When you try to impress others with your ability to pray, you mock that intimacy. You appear to be focusing on the Father when you’re actually focusing on yourself — your needs, your wants, your ability to persuade and bully God, and your desire to impress others with your knowledge of how to get God to give you what you want when you want it.

It’s absolutely no different from standing up and saying, “Look at me so you can be impressed with how connected I am with God!”

Eugene Peterson paraphrases Jesus’ comments this way: “The world is full of so-called prayer warriors who are prayer-ignorant. They’re full of formulas and programs and advice, peddling techniques for getting what you want from God. Don’t fall for that nonsense. This is your Father you are dealing with, and he knows better than you what you need” (Matthew 6:7-8 MSG).

If your motivation in prayer is to impress people, then Jesus says you will get what you want: praise from other people.

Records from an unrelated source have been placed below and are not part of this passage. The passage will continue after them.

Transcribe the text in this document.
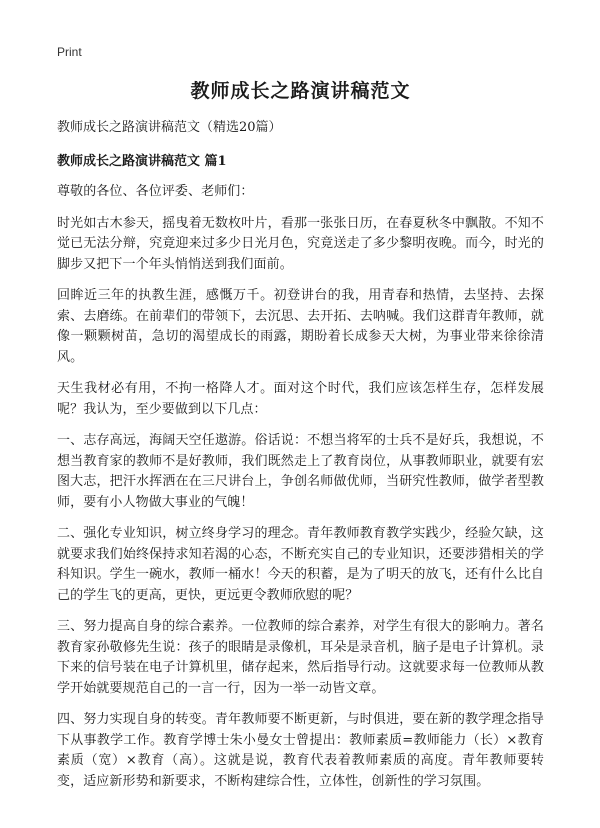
Print
教师成长之路演讲稿范文
教师成长之路演讲稿范文（精选20篇）
教师成长之路演讲稿范文 篇1

尊敬的各位、各位评委、老师们：

时光如古木参天，摇曳着无数枚叶片，看那一张张日历，在春夏秋冬中飘散。不知不觉已无法分辩，究竟迎来过多少日光月色，究竟送走了多少黎明夜晚。而今，时光的脚步又把下一个年头悄悄送到我们面前。

回眸近三年的执教生涯，感慨万千。初登讲台的我，用青春和热情，去坚持、去探索、去磨练。在前辈们的带领下，去沉思、去开拓、去呐喊。我们这群青年教师，就像一颗颗树苗，急切的渴望成长的雨露，期盼着长成参天大树，为事业带来徐徐清风。

天生我材必有用，不拘一格降人才。面对这个时代，我们应该怎样生存，怎样发展呢？我认为，至少要做到以下几点：

一、志存高远，海阔天空任遨游。俗话说：不想当将军的士兵不是好兵，我想说，不想当教育家的教师不是好教师，我们既然走上了教育岗位，从事教师职业，就要有宏图大志，把汗水挥洒在在三尺讲台上，争创名师做优师，当研究性教师，做学者型教师，要有小人物做大事业的气魄！

二、强化专业知识，树立终身学习的理念。青年教师教育教学实践少，经验欠缺，这就要求我们始终保持求知若渴的心态，不断充实自己的专业知识，还要涉猎相关的学科知识。学生一碗水，教师一桶水！今天的积蓄，是为了明天的放飞，还有什么比自己的学生飞的更高，更快，更远更令教师欣慰的呢？

三、努力提高自身的综合素养。一位教师的综合素养，对学生有很大的影响力。著名教育家孙敬修先生说：孩子的眼睛是录像机，耳朵是录音机，脑子是电子计算机。录下来的信号装在电子计算机里，储存起来，然后指导行动。这就要求每一位教师从教学开始就要规范自己的一言一行，因为一举一动皆文章。

四、努力实现自身的转变。青年教师要不断更新，与时俱进，要在新的教学理念指导下从事教学工作。教育学博士朱小曼女士曾提出：教师素质=教师能力（长）×教育素质（宽）×教育（高）。这就是说，教育代表着教师素质的高度。青年教师要转变，适应新形势和新要求，不断构建综合性，立体性，创新性的学习氛围。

In truth, that is exactly what you are asking for when you pray to impress: “Give me the praise of others.” Since your behavior exposes your beliefs, the presumption with prayers like this must be that praise from people can be used to pay bills or get you out of a jam when you’re flat on your back in the middle of some mess.

Jesus indicates God sees no need to reward you for these self-promoting prayers. They represent worldly thinking. Why would God reward you for that when he wants you to pray like someone who is part of the kingdom of heaven?